Čedo Maras

Personal information
- Full name: Čedo Maras
- Date of birth: 21 January 1959 (age 66)
- Place of birth: Sinj, PR Croatia, FPR Yugoslavia
- Height: 6 ft 4 in (1.93 m)
- Position(s): Goalkeeper

Senior career*
- Years: Team / Apps / (Gls)
- 1978–1984: Osijek / 5 / (0)
- 1985–1986: Novi Sad / 28 / (0)
- 1987–1990: Vojvodina / 76 / (0)
- 1991: Bečej
- 1992–1995: Croatia Đakovo

International career
- Yugoslavia U21

= Čedo Maras =

Yugoslav footballer

Čedo Maras (born January 21, 1959) is a retired football goalkeeper who played in Yugoslavia and Croatia.
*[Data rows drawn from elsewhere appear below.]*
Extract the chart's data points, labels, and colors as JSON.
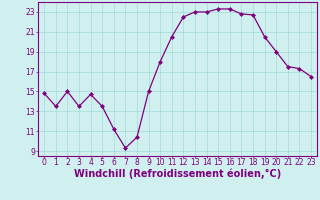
{
  "x": [
    0,
    1,
    2,
    3,
    4,
    5,
    6,
    7,
    8,
    9,
    10,
    11,
    12,
    13,
    14,
    15,
    16,
    17,
    18,
    19,
    20,
    21,
    22,
    23
  ],
  "y": [
    14.8,
    13.5,
    15.0,
    13.5,
    14.7,
    13.5,
    11.2,
    9.3,
    10.4,
    15.0,
    18.0,
    20.5,
    22.5,
    23.0,
    23.0,
    23.3,
    23.3,
    22.8,
    22.7,
    20.5,
    19.0,
    17.5,
    17.3,
    16.5
  ],
  "line_color": "#800080",
  "marker": "D",
  "marker_size": 2.0,
  "bg_color": "#cff0ee",
  "grid_color": "#aadddd",
  "xlabel": "Windchill (Refroidissement éolien,°C)",
  "xlabel_color": "#800080",
  "xlim": [
    -0.5,
    23.5
  ],
  "ylim": [
    8.5,
    24.0
  ],
  "yticks": [
    9,
    11,
    13,
    15,
    17,
    19,
    21,
    23
  ],
  "xticks": [
    0,
    1,
    2,
    3,
    4,
    5,
    6,
    7,
    8,
    9,
    10,
    11,
    12,
    13,
    14,
    15,
    16,
    17,
    18,
    19,
    20,
    21,
    22,
    23
  ],
  "tick_color": "#800080",
  "tick_fontsize": 5.5,
  "xlabel_fontsize": 7.0,
  "spine_color": "#800080",
  "linewidth": 0.9
}
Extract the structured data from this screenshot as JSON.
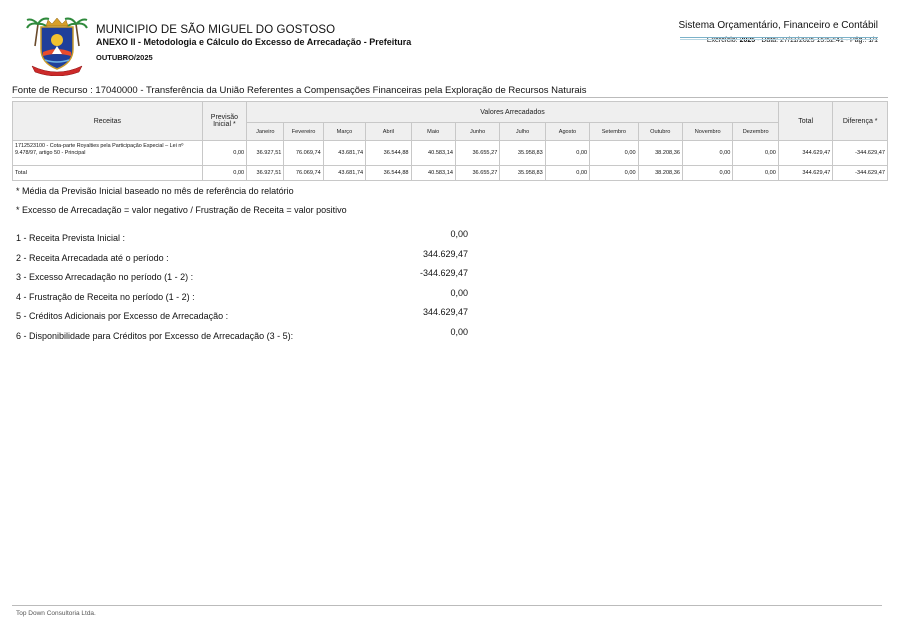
{
  "header": {
    "municipality": "MUNICIPIO DE SÃO MIGUEL DO GOSTOSO",
    "annex": "ANEXO II - Metodologia e Cálculo do Excesso de Arrecadação - Prefeitura",
    "month": "OUTUBRO/2025",
    "system": "Sistema Orçamentário, Financeiro e Contábil",
    "exercise_label": "Exercício:",
    "exercise_year": "2025",
    "date_text": "- Data: 27/11/2025 15:52:41 -  Pág.: 1/1",
    "logo": "municipal-coat-of-arms"
  },
  "fonte": "Fonte de Recurso : 17040000 - Transferência da União Referentes a Compensações Financeiras pela Exploração de Recursos Naturais",
  "table": {
    "col_receitas": "Receitas",
    "col_previsao": "Previsão Inicial *",
    "col_valores": "Valores Arrecadados",
    "col_total": "Total",
    "col_diferenca": "Diferença *",
    "months": [
      "Janeiro",
      "Fevereiro",
      "Março",
      "Abril",
      "Maio",
      "Junho",
      "Julho",
      "Agosto",
      "Setembro",
      "Outubro",
      "Novembro",
      "Dezembro"
    ],
    "rows": [
      {
        "desc": "1712523100 - Cota-parte Royalties pela Participação Especial – Lei nº 9.478/97, artigo 50 - Principal",
        "previsao": "0,00",
        "values": [
          "36.927,51",
          "76.069,74",
          "43.681,74",
          "36.544,88",
          "40.583,14",
          "36.655,27",
          "35.958,83",
          "0,00",
          "0,00",
          "38.208,36",
          "0,00",
          "0,00"
        ],
        "total": "344.629,47",
        "diferenca": "-344.629,47"
      },
      {
        "desc": "Total",
        "previsao": "0,00",
        "values": [
          "36.927,51",
          "76.069,74",
          "43.681,74",
          "36.544,88",
          "40.583,14",
          "36.655,27",
          "35.958,83",
          "0,00",
          "0,00",
          "38.208,36",
          "0,00",
          "0,00"
        ],
        "total": "344.629,47",
        "diferenca": "-344.629,47"
      }
    ]
  },
  "notes": [
    "* Média da Previsão Inicial baseado no mês de referência do relatório",
    "* Excesso de Arrecadação = valor negativo / Frustração de Receita = valor positivo"
  ],
  "summary": [
    {
      "label": "1 - Receita Prevista Inicial :",
      "value": "0,00"
    },
    {
      "label": "2 - Receita Arrecadada até o período :",
      "value": "344.629,47"
    },
    {
      "label": "3 - Excesso Arrecadação no período (1 - 2) :",
      "value": "-344.629,47"
    },
    {
      "label": "4 - Frustração de Receita no período (1 - 2) :",
      "value": "0,00"
    },
    {
      "label": "5 - Créditos Adicionais por Excesso de Arrecadação :",
      "value": "344.629,47"
    },
    {
      "label": "6 - Disponibilidade para Créditos por Excesso de Arrecadação (3 - 5):",
      "value": "0,00"
    }
  ],
  "footer": "Top Down Consultoria Ltda."
}
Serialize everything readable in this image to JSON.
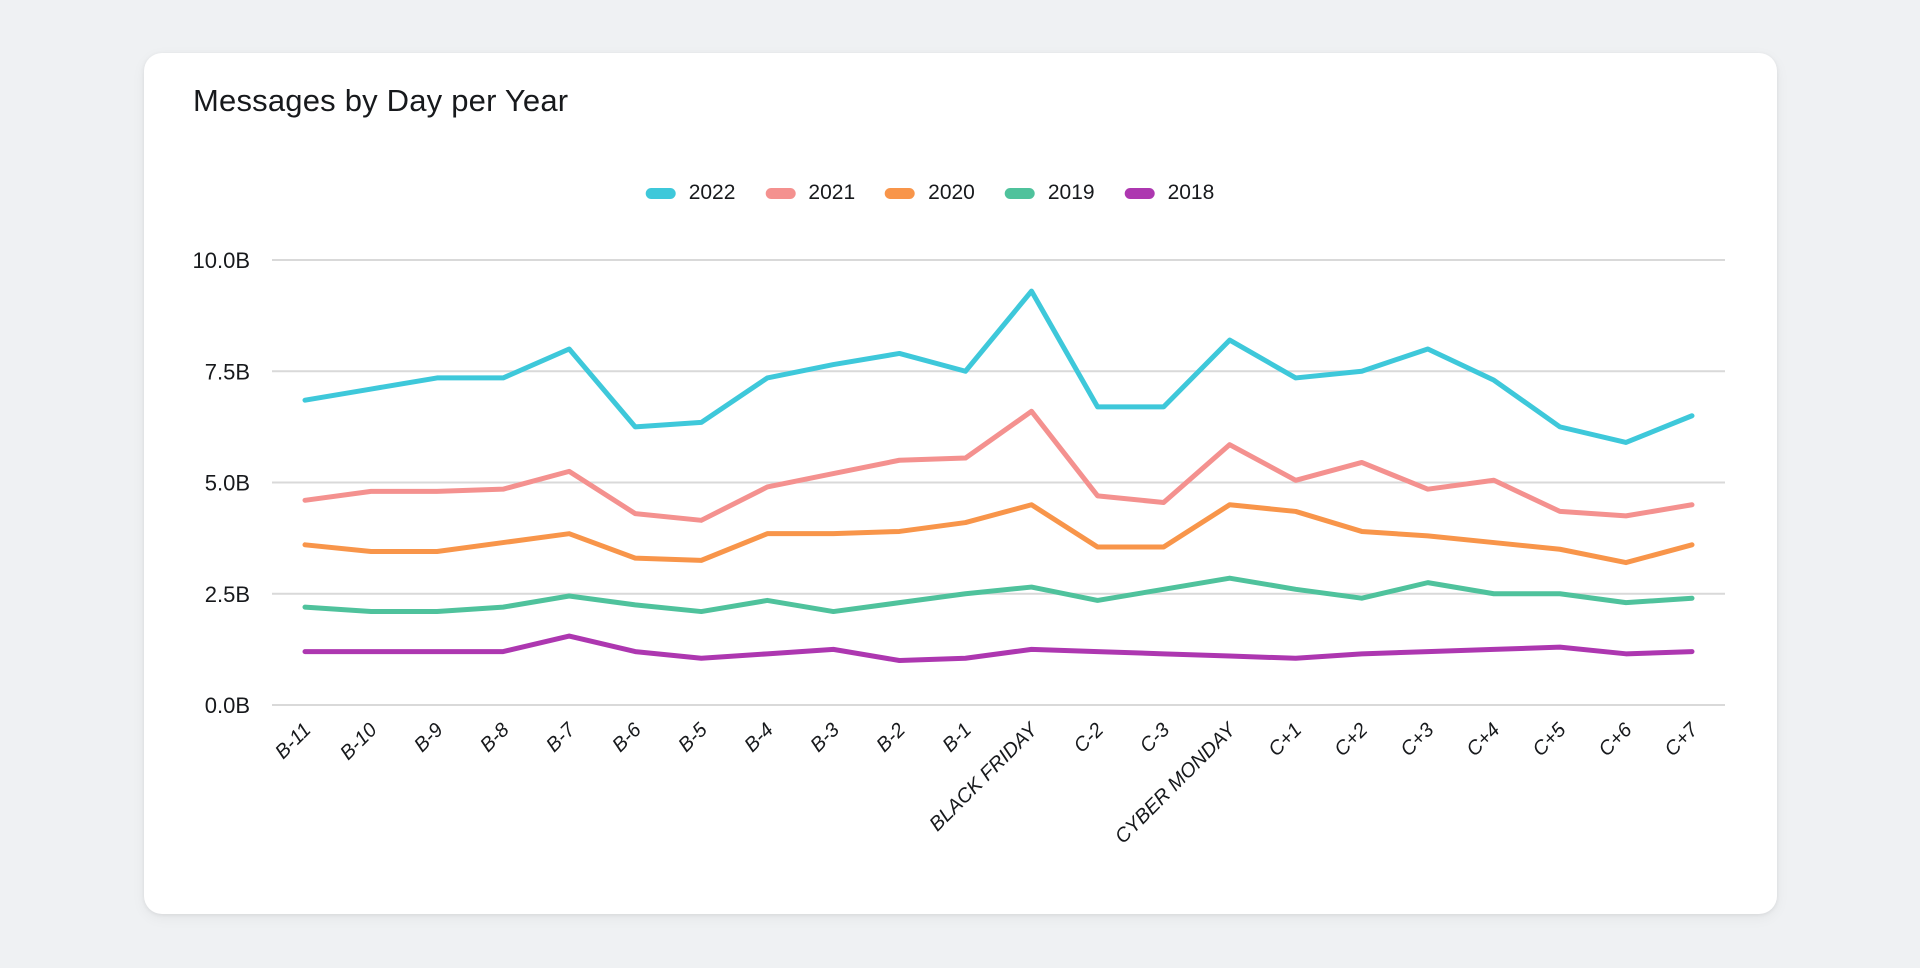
{
  "page": {
    "background_color": "#eff1f3",
    "card_color": "#ffffff"
  },
  "chart_data": {
    "type": "line",
    "title": "Messages by Day per Year",
    "unit": "B",
    "grid": "horizontal",
    "gridline_color": "#d9d9d9",
    "text_color": "#17191c",
    "legend_position": "top-center",
    "ylim": [
      0,
      10
    ],
    "y_ticks": [
      {
        "value": 10,
        "label": "10.0B"
      },
      {
        "value": 7.5,
        "label": "7.5B"
      },
      {
        "value": 5,
        "label": "5.0B"
      },
      {
        "value": 2.5,
        "label": "2.5B"
      },
      {
        "value": 0,
        "label": "0.0B"
      }
    ],
    "categories": [
      "B-11",
      "B-10",
      "B-9",
      "B-8",
      "B-7",
      "B-6",
      "B-5",
      "B-4",
      "B-3",
      "B-2",
      "B-1",
      "BLACK FRIDAY",
      "C-2",
      "C-3",
      "CYBER MONDAY",
      "C+1",
      "C+2",
      "C+3",
      "C+4",
      "C+5",
      "C+6",
      "C+7"
    ],
    "series": [
      {
        "name": "2022",
        "color": "#3ec8da",
        "values": [
          6.85,
          7.1,
          7.35,
          7.35,
          8.0,
          6.25,
          6.35,
          7.35,
          7.65,
          7.9,
          7.5,
          9.3,
          6.7,
          6.7,
          8.2,
          7.35,
          7.5,
          8.0,
          7.3,
          6.25,
          5.9,
          6.5
        ]
      },
      {
        "name": "2021",
        "color": "#f4918f",
        "values": [
          4.6,
          4.8,
          4.8,
          4.85,
          5.25,
          4.3,
          4.15,
          4.9,
          5.2,
          5.5,
          5.55,
          6.6,
          4.7,
          4.55,
          5.85,
          5.05,
          5.45,
          4.85,
          5.05,
          4.35,
          4.25,
          4.5
        ]
      },
      {
        "name": "2020",
        "color": "#f8954a",
        "values": [
          3.6,
          3.45,
          3.45,
          3.65,
          3.85,
          3.3,
          3.25,
          3.85,
          3.85,
          3.9,
          4.1,
          4.5,
          3.55,
          3.55,
          4.5,
          4.35,
          3.9,
          3.8,
          3.65,
          3.5,
          3.2,
          3.6
        ]
      },
      {
        "name": "2019",
        "color": "#4fc29c",
        "values": [
          2.2,
          2.1,
          2.1,
          2.2,
          2.45,
          2.25,
          2.1,
          2.35,
          2.1,
          2.3,
          2.5,
          2.65,
          2.35,
          2.6,
          2.85,
          2.6,
          2.4,
          2.75,
          2.5,
          2.5,
          2.3,
          2.4
        ]
      },
      {
        "name": "2018",
        "color": "#ad37b0",
        "values": [
          1.2,
          1.2,
          1.2,
          1.2,
          1.55,
          1.2,
          1.05,
          1.15,
          1.25,
          1.0,
          1.05,
          1.25,
          1.2,
          1.15,
          1.1,
          1.05,
          1.15,
          1.2,
          1.25,
          1.3,
          1.15,
          1.2
        ]
      }
    ]
  }
}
The most notable feat in his career was winning the 1988–89 Yugoslav First League as a member of FK Vojvodina.

==Club career==
Born in Sinj (SR Croatia, SFR Yugoslavia), Maras made his debut in the Yugoslav First League with NK Osijek in the 1978–79 season. In 1985, he joined Second League side RFK Novi Sad but soon after he moved to FK Vojvodina where he will play until 1990 and be part of the championship winning squad in 1989. He later played with FK Bečej. During 1990s he played with NK Croatia Đakovo. Now he lives in Đakovo, Croatia.